Mexico's Secretary of Economy, Marcelo Ebrard, announced that the country's investment portfolio has grown to 406.8 billion dollars, a historic record driven by new projects across the 32 states. At the First National Investment Promotion Meeting, businesswoman Altagracia Gómez emphasized the goal of reaching 25% of GDP in investments by 2026, as part of the Plan México.

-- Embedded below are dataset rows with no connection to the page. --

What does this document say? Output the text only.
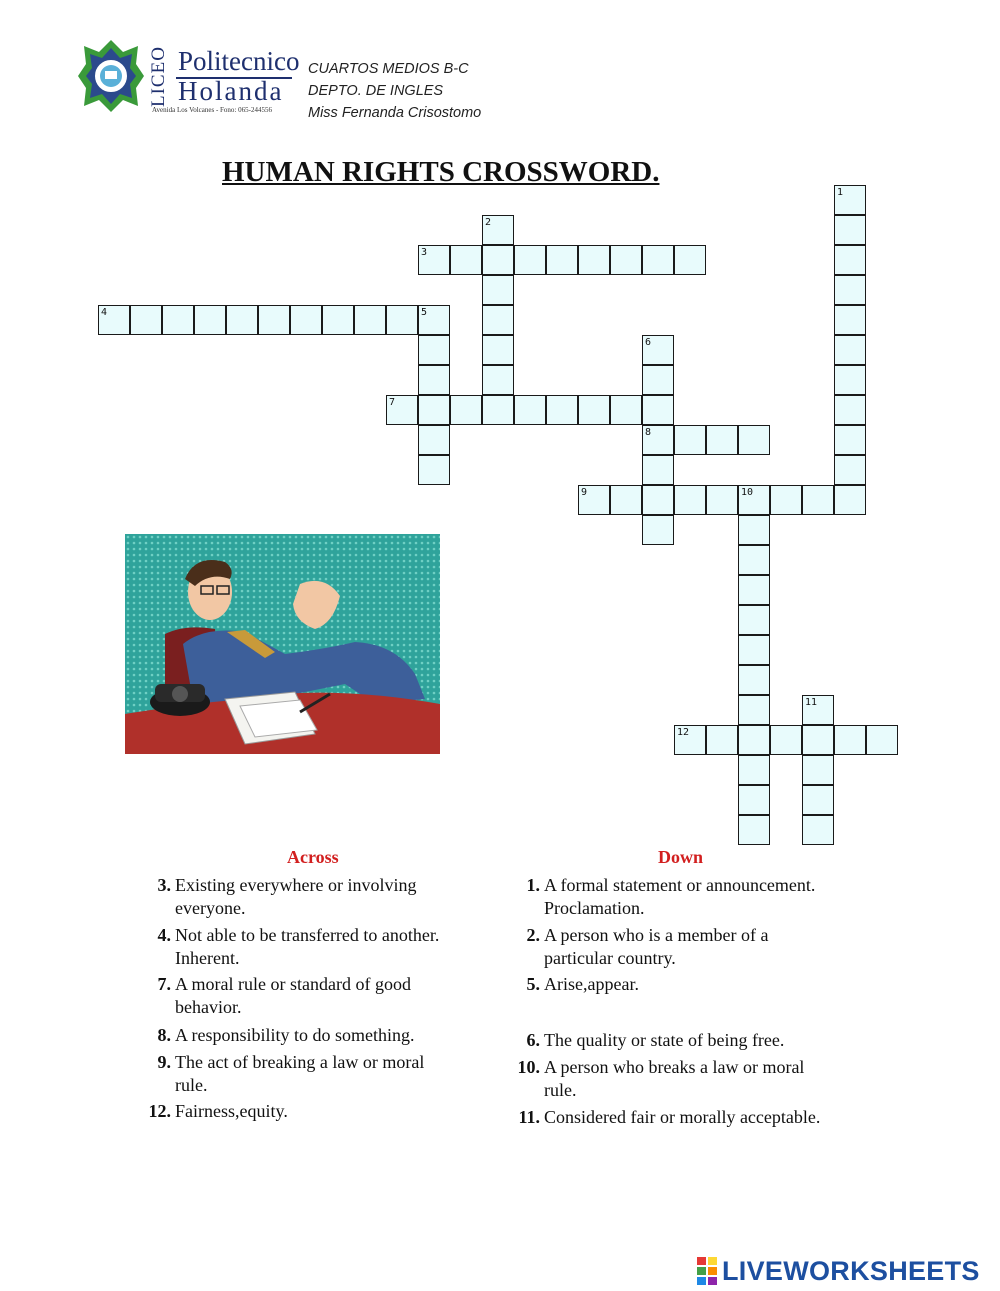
LICEO Politecnico
Holanda
Avenida Los Volcanes - Fono: 065-244556
CUARTOS MEDIOS B-C
DEPTO. DE INGLES
Miss Fernanda Crisostomo
HUMAN RIGHTS CROSSWORD.
1
2
3
4	5
6
8
7
9	10
11
12
Across
3. Existing everywhere or involving
everyone.
4. Not able to be transferred to another.
Inherent.
7. A moral rule or standard of good
behavior.
8. A responsibility to do something.
9. The act of breaking a law or moral
rule.
12. Fairness,equity.
Down
1. A formal statement or announcement.
Proclamation.
2. A person who is a member of a
particular country.
5. Arise,appear.
6. The quality or state of being free.
10. A person who breaks a law or moral
rule.
11. Considered fair or morally acceptable.
LIVEWORKSHEETS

At the First National Investment Promotion Meeting, Mexico's Secretary of Economy, Marcelo Ebrard, revealed that the country's investment portfolio rose from 367.9 billion dollars to 406.8 billion, thanks to coordinated efforts with state committees, business leaders, and the federal government. The number of projects increased from 2,241 to 2,539, while estimated jobs for the 2026-2030 period rose from 1.46 million to 1.63 million. Ebrard framed this progress within the Plan México, presented in January 2025, which recorded a record in foreign direct investment capture that year. Mexico positions itself as the main exporter to the United States with the lowest tariffs among T-MEC partners. Additionally, there are 14 Development Poles, of which seven are under construction, four will start works soon, and three will join in the short term.
Altagracia Gómez, coordinator of the Advisory Council for Regional Economic Development and Relocalization, emphasized the goal of achieving investments equivalent to 25% of GDP in 2026, to capitalize on supply chain relocalization and accelerate industrial policy. The Plan México outlines a roadmap to increase national content, boost industrialization with higher added value, and attract investment through coordination among businesses, academia, and authorities. Gómez highlighted advances such as reducing bureaucratic procedures, clear rules for energy investments, and the Hecho en México program. She also mentioned reforms to strengthen the domestic market, including customs changes against smuggling, tariffs on countries with unfair trade, and higher national content in public purchases.
These efforts aim for inclusive economic growth, with emphasis on innovation, digitalization, and regional sustainability.